No one ever plans on having a dental emergency, especially while on vacation! Whether you are traveling for fun or for work it’s important to know what you can do if one pops up on your itinerary. Los Gatos dentist Dr. Rahimi has some tips that can ensure you are prepared for common dental accidents.
Most importantly, visit Los Gatos dentist Dr. Rahimi before your trip! Coordinating one of your bi-annual dental visits with your travel plans will allow for you to voice any concerns you might have, and Dr. Rahimi can look for any signs of issues that could interrupt your plans. Not getting a check-up before your trip can allow problems to go undiagnosed and lead to bigger, more complicated dental emergency that could ruin travel plans.

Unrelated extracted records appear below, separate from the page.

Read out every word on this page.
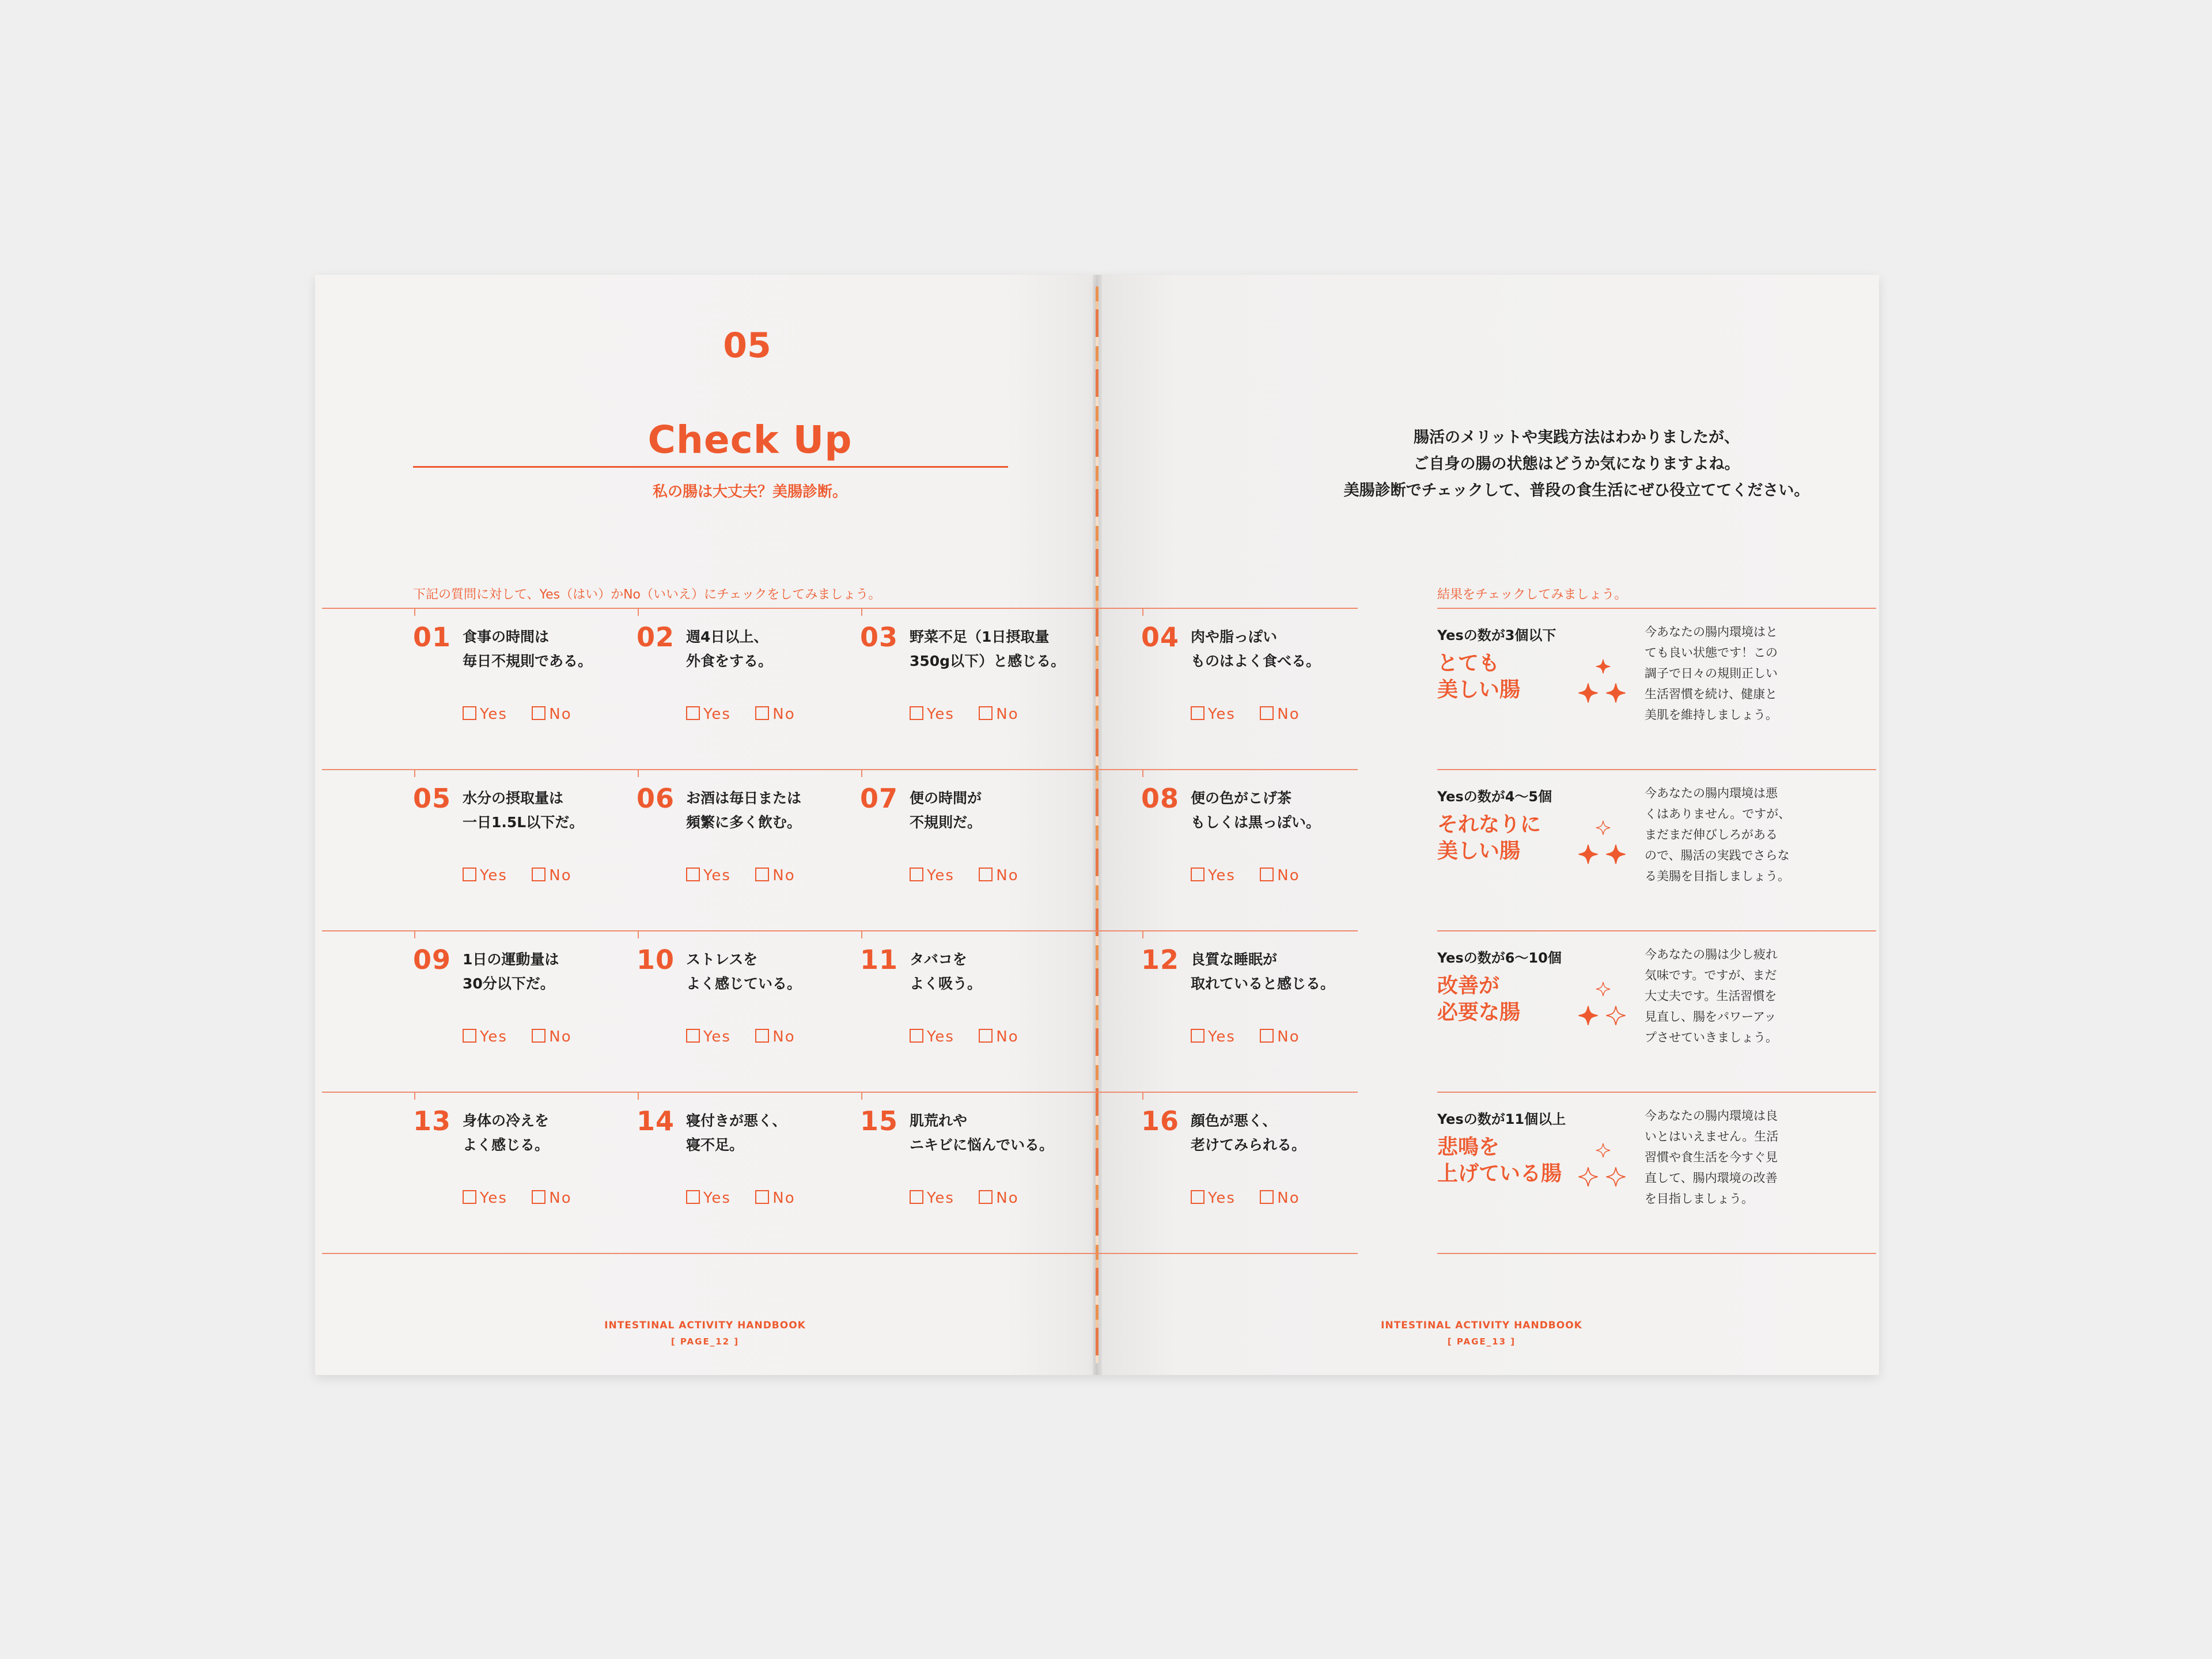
05
Check Up
私の腸は大丈夫？美腸診断。
腸活のメリットや実践方法はわかりましたが、
ご自身の腸の状態はどうか気になりますよね。
美腸診断でチェックして、普段の食生活にぜひ役立ててください。
下記の質問に対して、Yes（はい）かNo（いいえ）にチェックをしてみましょう。	結果をチェックしてみましょう。
01 食事の時間は
毎日不規則である。
Yes	No
02 週4日以上、
外食をする。
Yes	No
03 野菜不足（1日摂取量
350g以下）と感じる。
Yes	No
04 肉や脂っぽい
ものはよく食べる。
Yes	No
05 水分の摂取量は
一日1.5L以下だ。
Yes	No
06 お酒は毎日または
頻繁に多く飲む。
Yes	No
07 便の時間が
不規則だ。
Yes	No
08 便の色がこげ茶
もしくは黒っぽい。
Yes	No
09 1日の運動量は
30分以下だ。
Yes	No
10 ストレスを
よく感じている。
Yes	No
11 タバコを
よく吸う。
Yes	No
12 良質な睡眠が
取れていると感じる。
Yes	No
13 身体の冷えを
よく感じる。
Yes	No
14 寝付きが悪く、
寝不足。
Yes	No
15 肌荒れや
ニキビに悩んでいる。
Yes	No
16 顔色が悪く、
老けてみられる。
Yes	No
Yesの数が3個以下
とても
美しい腸
今あなたの腸内環境はと
ても良い状態です！この
調子で日々の規則正しい
生活習慣を続け、健康と
美肌を維持しましょう。
Yesの数が4〜5個
それなりに
美しい腸
今あなたの腸内環境は悪
くはありません。ですが、
まだまだ伸びしろがある
ので、腸活の実践でさらな
る美腸を目指しましょう。
Yesの数が6〜10個
改善が
必要な腸
今あなたの腸は少し疲れ
気味です。ですが、まだ
大丈夫です。生活習慣を
見直し、腸をパワーアッ
プさせていきましょう。
Yesの数が11個以上
悲鳴を
上げている腸
今あなたの腸内環境は良
いとはいえません。生活
習慣や食生活を今すぐ見
直して、腸内環境の改善
を目指しましょう。
INTESTINAL ACTIVITY HANDBOOK
[ PAGE_12 ]
INTESTINAL ACTIVITY HANDBOOK
[ PAGE_13 ]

- Research: Any small accident or issue can develop into an emergency if left untreated, so your first step in preparing for potential dental travel emergencies is to research the area for local same-day or emergency dentists, should your require urgent care.

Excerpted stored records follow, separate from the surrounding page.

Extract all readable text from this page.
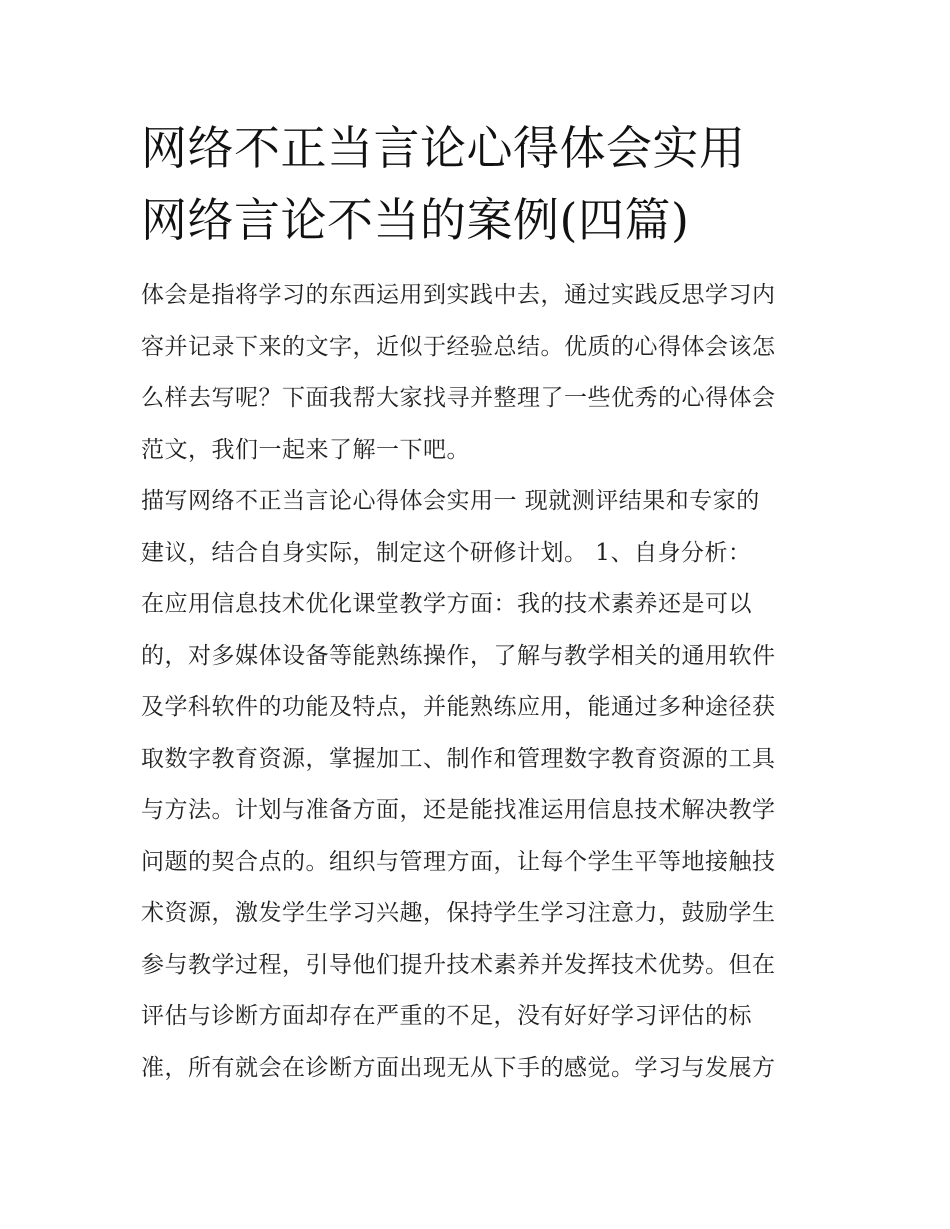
网络不正当言论心得体会实用
网络言论不当的案例(四篇)
体会是指将学习的东西运用到实践中去，通过实践反思学习内
容并记录下来的文字，近似于经验总结。优质的心得体会该怎
么样去写呢？下面我帮大家找寻并整理了一些优秀的心得体会
范文，我们一起来了解一下吧。
描写网络不正当言论心得体会实用一 现就测评结果和专家的
建议，结合自身实际，制定这个研修计划。 1、自身分析：
在应用信息技术优化课堂教学方面：我的技术素养还是可以
的，对多媒体设备等能熟练操作，了解与教学相关的通用软件
及学科软件的功能及特点，并能熟练应用，能通过多种途径获
取数字教育资源，掌握加工、制作和管理数字教育资源的工具
与方法。计划与准备方面，还是能找准运用信息技术解决教学
问题的契合点的。组织与管理方面，让每个学生平等地接触技
术资源，激发学生学习兴趣，保持学生学习注意力，鼓励学生
参与教学过程，引导他们提升技术素养并发挥技术优势。但在
评估与诊断方面却存在严重的不足，没有好好学习评估的标
准，所有就会在诊断方面出现无从下手的感觉。学习与发展方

- Toothache: A toothache is often a sign of infection in or around a tooth and is a very common dental emergency. Make sure to pack some Tylenol or aspirin to help in comforting the pain. If the pain becomes severe, lasts for longer than 24 hours or if you see signs of swelling, contact a local emergency dentist promptly.
- Chipped or fractured tooth: After a tooth is chipped or cracked rinse your mouth with warm water and apply a cold compress to the outside of your cheek to combat potential swelling. If you break a tooth you should eat only soft foods and try to avoid food and drink that are hot and cold to the touch for the remainder of your trip. If the fracture is painful or if swelling lasts longer than 24 hours contact a local urgent care dentist.

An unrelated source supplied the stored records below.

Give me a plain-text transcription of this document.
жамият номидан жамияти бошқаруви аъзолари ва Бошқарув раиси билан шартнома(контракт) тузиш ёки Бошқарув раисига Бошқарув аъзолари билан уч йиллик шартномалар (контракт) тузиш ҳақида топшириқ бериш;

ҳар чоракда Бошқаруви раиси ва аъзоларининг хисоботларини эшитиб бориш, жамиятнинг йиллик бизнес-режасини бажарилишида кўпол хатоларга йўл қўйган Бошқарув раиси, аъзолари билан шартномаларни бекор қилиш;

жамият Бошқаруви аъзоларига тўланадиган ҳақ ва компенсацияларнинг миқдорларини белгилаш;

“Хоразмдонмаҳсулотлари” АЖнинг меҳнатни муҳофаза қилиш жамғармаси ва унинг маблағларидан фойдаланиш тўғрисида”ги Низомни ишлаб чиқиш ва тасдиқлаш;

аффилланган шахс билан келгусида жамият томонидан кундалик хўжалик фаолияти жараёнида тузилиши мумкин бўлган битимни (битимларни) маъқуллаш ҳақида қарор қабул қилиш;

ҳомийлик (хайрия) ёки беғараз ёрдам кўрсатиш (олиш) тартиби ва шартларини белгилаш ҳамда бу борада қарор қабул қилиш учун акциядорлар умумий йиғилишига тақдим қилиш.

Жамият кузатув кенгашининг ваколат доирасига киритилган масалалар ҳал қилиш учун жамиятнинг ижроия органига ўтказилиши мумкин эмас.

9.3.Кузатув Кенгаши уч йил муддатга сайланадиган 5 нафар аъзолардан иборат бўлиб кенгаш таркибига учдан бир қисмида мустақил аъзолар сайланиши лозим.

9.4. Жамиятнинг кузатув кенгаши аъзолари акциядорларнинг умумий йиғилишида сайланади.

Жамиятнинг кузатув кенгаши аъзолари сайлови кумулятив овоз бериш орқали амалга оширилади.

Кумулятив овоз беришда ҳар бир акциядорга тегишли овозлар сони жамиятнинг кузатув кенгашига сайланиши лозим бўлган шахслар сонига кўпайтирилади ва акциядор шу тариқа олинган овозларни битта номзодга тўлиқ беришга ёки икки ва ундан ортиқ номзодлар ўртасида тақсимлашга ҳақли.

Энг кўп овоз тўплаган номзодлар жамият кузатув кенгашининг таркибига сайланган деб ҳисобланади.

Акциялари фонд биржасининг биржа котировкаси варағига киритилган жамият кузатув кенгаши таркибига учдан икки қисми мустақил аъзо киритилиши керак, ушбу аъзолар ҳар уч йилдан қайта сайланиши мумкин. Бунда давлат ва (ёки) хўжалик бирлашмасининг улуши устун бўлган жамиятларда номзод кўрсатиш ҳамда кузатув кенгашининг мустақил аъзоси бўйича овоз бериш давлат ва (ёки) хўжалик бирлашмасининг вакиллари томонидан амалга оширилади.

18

- Adult tooth falls out: If a permanent adult tooth is knocked out you will need to go directly to an emergency dentist. While in route try to place the tooth back in place and hold it there. If that’s not impossible, take care to not touch the root of the dislodged tooth and put the tooth in a container of milk or water if milk is not available. The likelihood of saving the tooth decreases after about 30 minutes so immediate response is crucial.
- Tongue or lip laceration: Biting or lacerating your tongue or lip may cause inflammation and possible bleeding. Use ice or pressure to control the swelling or bleeding, and any swelling should subside within twenty-four hours. If bleeding or swelling persists or pain is severe contact a local emergency dentist immediately.